There seems to be a consensus within the community that to evaluate the model properly we need human evaluation. This is typically done by comparing the responses from different models.

Comparing two prompt completions in the LMSYS project - screenshot by the Author

Annotators decide which response is better, as seen in the example above, and sometimes quantify the difference in quality of the prompt completions. LMSYS Org has created a leaderboard that uses this type of human evaluation and compares 17 different models, reporting the Elo rating for each model.

Because human evaluation can be hard to scale, there have been efforts to scale and speed up the evaluation process and this resulted in an interesting project called AlpacaEval. Here each model is compared to a baseline (text-davinci-003 provided by GPT-4) and human evaluation is replaced with GPT-4 judgment. This indeed is fast and scalable but can we trust the model here to perform the scoring? We need to be aware of model biases.
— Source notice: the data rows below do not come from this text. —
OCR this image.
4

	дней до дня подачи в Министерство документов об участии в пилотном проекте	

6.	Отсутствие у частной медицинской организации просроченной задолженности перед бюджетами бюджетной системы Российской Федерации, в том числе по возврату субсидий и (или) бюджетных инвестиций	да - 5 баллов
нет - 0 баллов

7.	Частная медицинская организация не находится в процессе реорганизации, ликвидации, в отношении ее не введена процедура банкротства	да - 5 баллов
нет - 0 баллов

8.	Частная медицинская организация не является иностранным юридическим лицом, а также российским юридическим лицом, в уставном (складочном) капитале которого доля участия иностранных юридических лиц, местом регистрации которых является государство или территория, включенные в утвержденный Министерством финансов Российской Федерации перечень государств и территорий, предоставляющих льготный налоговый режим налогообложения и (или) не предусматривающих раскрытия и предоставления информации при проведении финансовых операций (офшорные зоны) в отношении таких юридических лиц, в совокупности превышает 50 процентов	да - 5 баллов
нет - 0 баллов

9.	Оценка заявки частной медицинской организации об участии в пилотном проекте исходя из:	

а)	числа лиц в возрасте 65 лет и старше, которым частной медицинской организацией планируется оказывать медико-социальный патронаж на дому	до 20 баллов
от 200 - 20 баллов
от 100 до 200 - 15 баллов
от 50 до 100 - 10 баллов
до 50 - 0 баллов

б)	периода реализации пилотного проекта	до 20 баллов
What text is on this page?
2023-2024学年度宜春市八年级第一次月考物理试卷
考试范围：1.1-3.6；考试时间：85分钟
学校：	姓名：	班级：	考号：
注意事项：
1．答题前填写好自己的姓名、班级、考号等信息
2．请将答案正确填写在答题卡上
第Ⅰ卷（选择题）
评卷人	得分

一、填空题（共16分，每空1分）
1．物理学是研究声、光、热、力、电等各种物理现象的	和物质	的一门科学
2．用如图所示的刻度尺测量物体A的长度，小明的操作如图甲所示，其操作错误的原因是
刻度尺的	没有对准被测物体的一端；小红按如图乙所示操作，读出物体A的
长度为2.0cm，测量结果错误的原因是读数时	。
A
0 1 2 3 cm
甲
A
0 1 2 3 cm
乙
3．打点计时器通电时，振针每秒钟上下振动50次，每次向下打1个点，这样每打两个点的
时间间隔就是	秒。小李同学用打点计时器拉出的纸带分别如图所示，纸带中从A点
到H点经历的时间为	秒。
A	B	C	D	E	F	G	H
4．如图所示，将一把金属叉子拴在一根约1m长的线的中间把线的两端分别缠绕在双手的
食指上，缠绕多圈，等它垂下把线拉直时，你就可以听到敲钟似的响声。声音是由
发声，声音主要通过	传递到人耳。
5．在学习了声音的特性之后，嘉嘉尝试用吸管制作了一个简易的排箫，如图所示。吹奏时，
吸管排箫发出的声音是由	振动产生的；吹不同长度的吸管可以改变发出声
The project has actually shown that GPT-4 may favor longer answers.

LLM evaluation methods are continuing to evolve as the AI community searches for easy, fair, and scalable approaches. The latest development comes from the team at Toloka with a new leaderboard to further advance current evaluation standards.

Using Humans to Evaluate LLMs - A New Approach

The new leaderboard compares model responses to real-world user prompts that are categorized by useful NLP tasks as outlined in this InstructGPT paper. It also shows each model’s overall win rate across all categories.

The evaluation used for this project is similar to the one performed in AlpacaEval. The scores on the leaderboard represent the win rate of the respective model in comparison to the Guanaco 13B model, which serves here as a baseline comparison. The choice of Guanaco 13B is an improvement to the AlpacaEval method, which uses the soon-to-be outdated text-davinci-003 model as the baseline.

The actual evaluation is done by human expert annotators on a set of real-world prompts. For each prompt, annotators are given two completions and asked which one they prefer. You can find details about the methodology here.

This type of human evaluation is more useful than any other automatic evaluation method and should improve on the human evaluation used for the LMSYS leaderboard. The downside of the LMSYS method is that anybody with the link can take part in the evaluation, raising serious questions about the quality of data gathered in this manner. A closed crowd of expert annotators has better potential for reliable results, and Toloka applies additional quality control techniques to ensure data quality.

Summary

In this article, we have introduced a promising new solution for evaluating LLMs — the Toloka Leaderboard. The approach is innovative, combines the strengths of existing methods, adds task-specific granularity, and uses reliable human annotation techniques to compare the models.